As a long-time student, practitioner, trainer, author and advocate of J. L. Moreno, MD,’s works and specifically the psychodramatic method, I am always appreciative of efforts, like Chapy’s, to commend and advocate for psychodrama. This is especially so because for a time, Moreno and psychodrama were heavily criticized, even maligned in the mental health professions. At the same time, considering how poorly Moreno and his methods have been understood as well as the difficulty of accessing his original material, I feel an obligation to set the record straight when confronted with incomplete, inadequate, or sometimes incompetent expositions of Moreno’s psychodrama.

Chapy’s article recommends psychodrama as a treatment method for schizophrenic people by calling upon existentialist and phenomenological concepts. Psychodrama, he proposes, opens up existence by allowing “schizophrenic patients to incorporate the experience of an ‘absolutely other.’”

There are major flaws in Chapy’s presentation. His “clinical illustration,” the presentation of a psychodrama with a schizophrenic patient, while it may be considered psychodrama under the broadest definition of the term, hardly fulfills the requirements of a psychotherapeutic psychodrama. We must question the competence of the psychodramatist in Chapy’s example. Chapy’s description of the drama itself falls short of being an adequate account of a psychodrama, failing to convey the emotional intensity and realness which a well directed and reported psychodrama achieves. We do not learn, for example, if Damien’s perception of his father is introduced through role reversal with the father, a standard psychodramatic technique which is done in order to give the auxiliary ego taking that role an understanding how Damien experiences his father. We do not know if role reversals are made throughout the drama so that Damien can experience how he is perceived by father, can feel the force of his confrontation in the role of father, and is required to reply as his father to his confrontation. We are given little information about the psychodramatic techniques employed by the director other than the scene setting of the studio in which the psychodramatic [End Page 227] encounter takes place, and the soliloquy in which Damien expresses his worry and hopes for the outcome of the confrontation. It should be clear in the description of the drama whether the father’s statements in the drama were produced by Damien in role reversal, or by the auxiliary ego playing the role. There is a difference and it is significant. Although we are told that Damien “evokes a systematic relationship between him and his father” during the psychodrama, we do not see how this happens. Every psychodrama is an existential experience and its description should fully communicate its meaning and emotion.

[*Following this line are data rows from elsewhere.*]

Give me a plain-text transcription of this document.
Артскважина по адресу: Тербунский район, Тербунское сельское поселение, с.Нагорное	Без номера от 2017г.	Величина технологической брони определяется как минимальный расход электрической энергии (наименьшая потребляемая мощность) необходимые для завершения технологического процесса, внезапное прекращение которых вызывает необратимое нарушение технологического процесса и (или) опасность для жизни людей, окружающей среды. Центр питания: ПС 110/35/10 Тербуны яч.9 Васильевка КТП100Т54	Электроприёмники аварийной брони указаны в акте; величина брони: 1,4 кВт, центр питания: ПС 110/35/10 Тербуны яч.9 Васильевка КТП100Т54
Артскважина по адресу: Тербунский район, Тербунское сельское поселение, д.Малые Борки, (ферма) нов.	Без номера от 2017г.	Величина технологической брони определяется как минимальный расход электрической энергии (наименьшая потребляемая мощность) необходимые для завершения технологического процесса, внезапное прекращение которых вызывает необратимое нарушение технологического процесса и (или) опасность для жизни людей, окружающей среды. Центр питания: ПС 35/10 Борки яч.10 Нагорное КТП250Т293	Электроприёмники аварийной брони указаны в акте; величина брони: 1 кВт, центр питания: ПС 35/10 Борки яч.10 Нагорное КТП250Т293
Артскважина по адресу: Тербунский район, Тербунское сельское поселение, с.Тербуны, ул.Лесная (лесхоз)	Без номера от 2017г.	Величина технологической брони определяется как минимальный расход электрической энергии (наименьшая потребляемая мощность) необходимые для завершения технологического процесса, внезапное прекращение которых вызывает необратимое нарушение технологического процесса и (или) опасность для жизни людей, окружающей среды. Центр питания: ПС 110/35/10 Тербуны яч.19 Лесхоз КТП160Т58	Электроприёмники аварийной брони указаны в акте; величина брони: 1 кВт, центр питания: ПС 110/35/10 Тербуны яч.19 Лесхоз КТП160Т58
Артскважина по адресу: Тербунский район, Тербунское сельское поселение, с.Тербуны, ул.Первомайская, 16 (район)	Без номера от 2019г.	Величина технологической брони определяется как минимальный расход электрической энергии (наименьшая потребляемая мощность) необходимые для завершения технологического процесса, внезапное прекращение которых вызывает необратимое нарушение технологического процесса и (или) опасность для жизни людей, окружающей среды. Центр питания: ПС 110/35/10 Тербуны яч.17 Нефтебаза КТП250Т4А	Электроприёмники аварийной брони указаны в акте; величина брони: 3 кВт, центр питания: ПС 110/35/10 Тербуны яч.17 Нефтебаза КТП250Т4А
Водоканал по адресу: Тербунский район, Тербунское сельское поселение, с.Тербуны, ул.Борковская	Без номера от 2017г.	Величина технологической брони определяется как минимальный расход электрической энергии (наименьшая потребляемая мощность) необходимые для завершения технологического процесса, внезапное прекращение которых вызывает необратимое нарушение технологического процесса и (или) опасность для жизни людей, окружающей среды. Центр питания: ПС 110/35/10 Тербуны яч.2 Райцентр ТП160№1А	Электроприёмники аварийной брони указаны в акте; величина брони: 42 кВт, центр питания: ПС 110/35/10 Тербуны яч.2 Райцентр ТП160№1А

A more serious problem, however, is that this drama does not deal with Damien’s psychosis. Although Damien may be diagnosed as schizophrenic, his disorder is obviously in remission or controlled by psychotropic drugs. The drama reveals none of the hallucinations, delusions, or disorder characteristic of schizophrenic disorders. It could be psychodrama of any young man with a complaint about his father.

The notion that people with schizophrenia can be successfully treated by psychodrama is not new. Moreno began developing psychodramatic psychotherapy at his Beacon Hill Sanitarium, established in 1936. He and psychodrama gained some fame because of his success in treating schizophrenic patients at a time when schizophrenic individuals were considered incapable of benefitting from psychotherapy. Moreno’s approach to the treatment of schizophrenic patients was much more robust than the psychodrama described by Chapy. During a psychotic attack, the individual’s perception of the world and self are distorted in ways that made action and interaction in the world of conventional reality impossible. Additionally, the psychotic episode makes the psychotic person incapable of being comprehended by anyone else, including the psychiatrist. Moreno’s solution was to make the chaotic, bewildering, sometimes violent and always terrifying inner world visible and tangible in the surplus reality of the psychodramatic stage. In moments of lucidity following the psychotic episode, he asked his schizophrenic patients to reenact their psychotic experiences. The result was that, “In this imaginary reality on the psychodramatic stage, the...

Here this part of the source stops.